As you explore this graphic, keep in mind that the individual items are less important than the three phases. I have had to make choices, and my selection is essentially subjective. More importantly, it keeps changing! For example, in the ingredients funnel, I included John Dewey but not Max Weber. Elton Mayo but not Mary Jo Follet. I chose Galileo, but could have as easily chosen other similar early experimental scientist-craftsmen. Dan Heller, professor of operations management at University of Yokohama, noted that I had originally left out Peter Drucker. My intent is to be concise in the interest of fitting “everything” into one graphic illustration. I’ll defend the choices I made, though this would be best done over drinks at a bar. The important thing to take away from the left funnel is that Toyota’s system didn’t appear out of nowhere; rather, it was a synthesis of many influences (not just Ford, not just TWI, and not just Japanese culture). As I hope the graphic will show you, every piece of the Toyota puzzle has antecedents aplenty.

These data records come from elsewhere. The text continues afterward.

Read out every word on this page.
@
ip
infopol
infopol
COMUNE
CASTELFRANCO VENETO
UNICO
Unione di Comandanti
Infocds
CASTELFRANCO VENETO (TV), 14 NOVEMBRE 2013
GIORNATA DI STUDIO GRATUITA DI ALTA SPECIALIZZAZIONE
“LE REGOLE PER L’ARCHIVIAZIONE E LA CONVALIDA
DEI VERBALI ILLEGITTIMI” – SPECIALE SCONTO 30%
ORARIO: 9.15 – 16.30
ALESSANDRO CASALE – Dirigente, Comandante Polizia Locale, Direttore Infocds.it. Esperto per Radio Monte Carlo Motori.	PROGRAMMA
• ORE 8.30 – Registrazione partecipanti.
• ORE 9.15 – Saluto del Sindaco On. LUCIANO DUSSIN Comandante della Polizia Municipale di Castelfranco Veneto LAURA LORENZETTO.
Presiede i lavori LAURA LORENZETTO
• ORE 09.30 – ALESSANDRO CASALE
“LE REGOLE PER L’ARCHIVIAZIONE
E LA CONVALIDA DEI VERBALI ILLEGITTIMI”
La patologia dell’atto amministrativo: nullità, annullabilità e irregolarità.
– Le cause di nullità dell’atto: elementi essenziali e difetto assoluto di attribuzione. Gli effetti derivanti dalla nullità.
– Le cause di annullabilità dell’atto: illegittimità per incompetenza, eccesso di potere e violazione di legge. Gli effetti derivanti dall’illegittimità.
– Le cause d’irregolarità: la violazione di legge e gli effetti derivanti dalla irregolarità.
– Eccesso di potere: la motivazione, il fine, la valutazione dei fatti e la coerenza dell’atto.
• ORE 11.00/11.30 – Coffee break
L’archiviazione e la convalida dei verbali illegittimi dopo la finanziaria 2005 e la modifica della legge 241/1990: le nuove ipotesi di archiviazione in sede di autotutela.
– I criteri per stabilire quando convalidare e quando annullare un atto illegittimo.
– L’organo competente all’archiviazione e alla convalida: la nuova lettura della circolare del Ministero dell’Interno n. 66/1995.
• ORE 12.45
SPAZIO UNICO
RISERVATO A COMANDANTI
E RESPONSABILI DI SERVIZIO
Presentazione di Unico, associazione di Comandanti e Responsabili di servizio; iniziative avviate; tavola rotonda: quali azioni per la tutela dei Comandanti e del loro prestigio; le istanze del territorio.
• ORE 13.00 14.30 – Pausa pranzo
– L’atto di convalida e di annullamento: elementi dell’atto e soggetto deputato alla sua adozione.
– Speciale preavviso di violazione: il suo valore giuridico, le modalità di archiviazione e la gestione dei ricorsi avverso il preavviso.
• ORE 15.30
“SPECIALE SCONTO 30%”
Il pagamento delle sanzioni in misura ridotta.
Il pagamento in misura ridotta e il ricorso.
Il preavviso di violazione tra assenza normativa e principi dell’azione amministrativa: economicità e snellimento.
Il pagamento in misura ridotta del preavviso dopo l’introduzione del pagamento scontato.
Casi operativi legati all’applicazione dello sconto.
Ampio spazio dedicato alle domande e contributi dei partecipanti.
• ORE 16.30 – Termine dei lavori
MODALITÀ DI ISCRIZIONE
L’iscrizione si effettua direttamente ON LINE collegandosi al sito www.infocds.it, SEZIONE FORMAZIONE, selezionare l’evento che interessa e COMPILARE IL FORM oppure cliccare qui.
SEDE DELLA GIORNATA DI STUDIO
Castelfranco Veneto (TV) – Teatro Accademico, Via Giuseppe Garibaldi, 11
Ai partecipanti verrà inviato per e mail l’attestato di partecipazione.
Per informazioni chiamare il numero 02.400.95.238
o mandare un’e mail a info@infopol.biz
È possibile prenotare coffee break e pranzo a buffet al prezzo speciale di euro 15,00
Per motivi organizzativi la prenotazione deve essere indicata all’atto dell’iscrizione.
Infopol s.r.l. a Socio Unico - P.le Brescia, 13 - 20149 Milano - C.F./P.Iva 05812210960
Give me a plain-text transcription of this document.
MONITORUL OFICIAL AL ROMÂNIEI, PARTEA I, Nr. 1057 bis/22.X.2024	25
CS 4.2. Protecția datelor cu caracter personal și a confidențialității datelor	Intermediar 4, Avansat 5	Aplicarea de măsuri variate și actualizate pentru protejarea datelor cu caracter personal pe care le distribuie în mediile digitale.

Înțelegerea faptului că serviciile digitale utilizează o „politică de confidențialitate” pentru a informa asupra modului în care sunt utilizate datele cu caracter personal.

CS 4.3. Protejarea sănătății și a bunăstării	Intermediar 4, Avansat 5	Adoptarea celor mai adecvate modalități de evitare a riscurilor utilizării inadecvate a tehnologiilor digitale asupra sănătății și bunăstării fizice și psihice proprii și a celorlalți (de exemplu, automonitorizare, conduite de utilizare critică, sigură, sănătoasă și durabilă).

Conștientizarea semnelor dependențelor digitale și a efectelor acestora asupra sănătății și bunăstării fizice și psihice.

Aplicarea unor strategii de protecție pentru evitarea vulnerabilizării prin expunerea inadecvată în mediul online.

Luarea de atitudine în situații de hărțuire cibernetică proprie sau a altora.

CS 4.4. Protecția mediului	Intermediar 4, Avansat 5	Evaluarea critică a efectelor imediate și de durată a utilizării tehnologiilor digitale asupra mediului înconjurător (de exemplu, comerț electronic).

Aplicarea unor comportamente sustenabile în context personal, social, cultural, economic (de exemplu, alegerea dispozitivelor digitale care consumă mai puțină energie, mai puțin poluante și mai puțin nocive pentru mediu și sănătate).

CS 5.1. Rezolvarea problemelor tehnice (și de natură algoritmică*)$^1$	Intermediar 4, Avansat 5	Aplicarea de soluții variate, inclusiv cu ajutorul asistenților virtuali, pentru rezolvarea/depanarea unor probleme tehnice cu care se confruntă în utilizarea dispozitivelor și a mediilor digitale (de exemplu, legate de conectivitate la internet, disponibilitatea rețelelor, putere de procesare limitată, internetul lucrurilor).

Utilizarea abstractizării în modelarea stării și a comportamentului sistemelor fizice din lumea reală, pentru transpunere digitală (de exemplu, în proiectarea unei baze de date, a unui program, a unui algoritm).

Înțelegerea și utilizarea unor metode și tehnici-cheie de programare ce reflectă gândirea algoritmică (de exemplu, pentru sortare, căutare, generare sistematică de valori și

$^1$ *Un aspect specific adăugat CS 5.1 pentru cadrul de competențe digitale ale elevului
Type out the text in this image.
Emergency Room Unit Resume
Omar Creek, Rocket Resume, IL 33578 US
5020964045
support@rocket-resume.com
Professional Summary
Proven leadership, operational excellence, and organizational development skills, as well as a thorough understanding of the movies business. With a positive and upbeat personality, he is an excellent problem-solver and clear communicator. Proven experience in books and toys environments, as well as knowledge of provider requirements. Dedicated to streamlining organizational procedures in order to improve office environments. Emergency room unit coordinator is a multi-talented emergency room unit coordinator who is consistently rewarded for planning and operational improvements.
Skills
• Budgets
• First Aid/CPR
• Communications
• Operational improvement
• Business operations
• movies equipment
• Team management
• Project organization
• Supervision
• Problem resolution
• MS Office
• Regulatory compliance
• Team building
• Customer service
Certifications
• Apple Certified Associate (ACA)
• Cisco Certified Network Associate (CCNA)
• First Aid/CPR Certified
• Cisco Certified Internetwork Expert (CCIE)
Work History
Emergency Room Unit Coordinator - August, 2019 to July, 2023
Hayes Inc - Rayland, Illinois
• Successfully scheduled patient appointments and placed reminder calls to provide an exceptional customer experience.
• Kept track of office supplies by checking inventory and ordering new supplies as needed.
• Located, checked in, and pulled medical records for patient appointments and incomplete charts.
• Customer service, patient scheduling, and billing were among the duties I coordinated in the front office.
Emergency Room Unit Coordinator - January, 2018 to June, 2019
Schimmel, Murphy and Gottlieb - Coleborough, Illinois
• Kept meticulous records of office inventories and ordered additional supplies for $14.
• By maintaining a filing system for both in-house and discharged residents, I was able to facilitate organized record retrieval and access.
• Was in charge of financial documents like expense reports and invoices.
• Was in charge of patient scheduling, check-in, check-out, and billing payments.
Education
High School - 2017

Probably more so than the items in the ingredients funnel, the items I’ve chosen to include (so far) in the diffusion funnel are going to be controversial. I routinely get asked why I didn’t include this or that. The graphic is also pretty USA-centric (sorry about that, although, in my defense, it is the Japan-US relationship that has dominated developments in Japan for most of the past century and a half, and that extends to business matters in general and Toyota in particular). A lot has happened in the years since Toyota’s way of working encountered the world, with small adaptations occurring every day and major mutations taking place each decade or so. In the graphic, I talk about diffusion, but also wonder whether we might not be facing the dilution of Toyota’s core message. Are the several schools of thought and interpretations of Toyota’s way and lean thinking positive system evolutions or aberrations? Is lean startup lean? It isn’t what Toyota does, but does the fact that Toyota operates differently automatically mean a practice is not lean? I don’t think so. The more relevant question to ask here is whether the practice (lean startup, TOC, scrum…) hold critical views that are incompatible with foundational Toyota views – also remembering that you don't know whether a mutation of any organic system is good or bad until later. I believe the spread of lean has been both a matter of diffusion and of dilution. I would add that, along with the dilution, there’s been more than a little delusion, aided by consultants selling things under the name of “lean” that are far from the original intent of the thinking, system and application (solving specific, fundamental business problems) that were developed in Toyota City during the 1950-1980 incubation period.
And as for the spiral of incubation itself, it would be easy enough to add more to it. The key message of this section is, in my mind, that Toyota got off to a good start in 1950, with a good foundation that had already been laid (in the 1980s, I benefited from countless hours of discussion with many of the old guys of Toyota, who would never fail to recall 1950 as the pivotal time of the company becoming what it became), but then worked it and worked it – kaizen and failures and problem solving and innovation and hard work – until it all gelled into something unique and powerful. Toyota’s system was pretty mature by the mid- to late 1970s (some say mid-1960s, but to say that requires defining many critical pieces far too narrowly). You could say that the 30-year incubation period is something of a microcosm of Japan’s 300 years of isolation from the rest of the world, when so many aspects of Japanese culture were born – with numerous influences imported from the outside – and refined.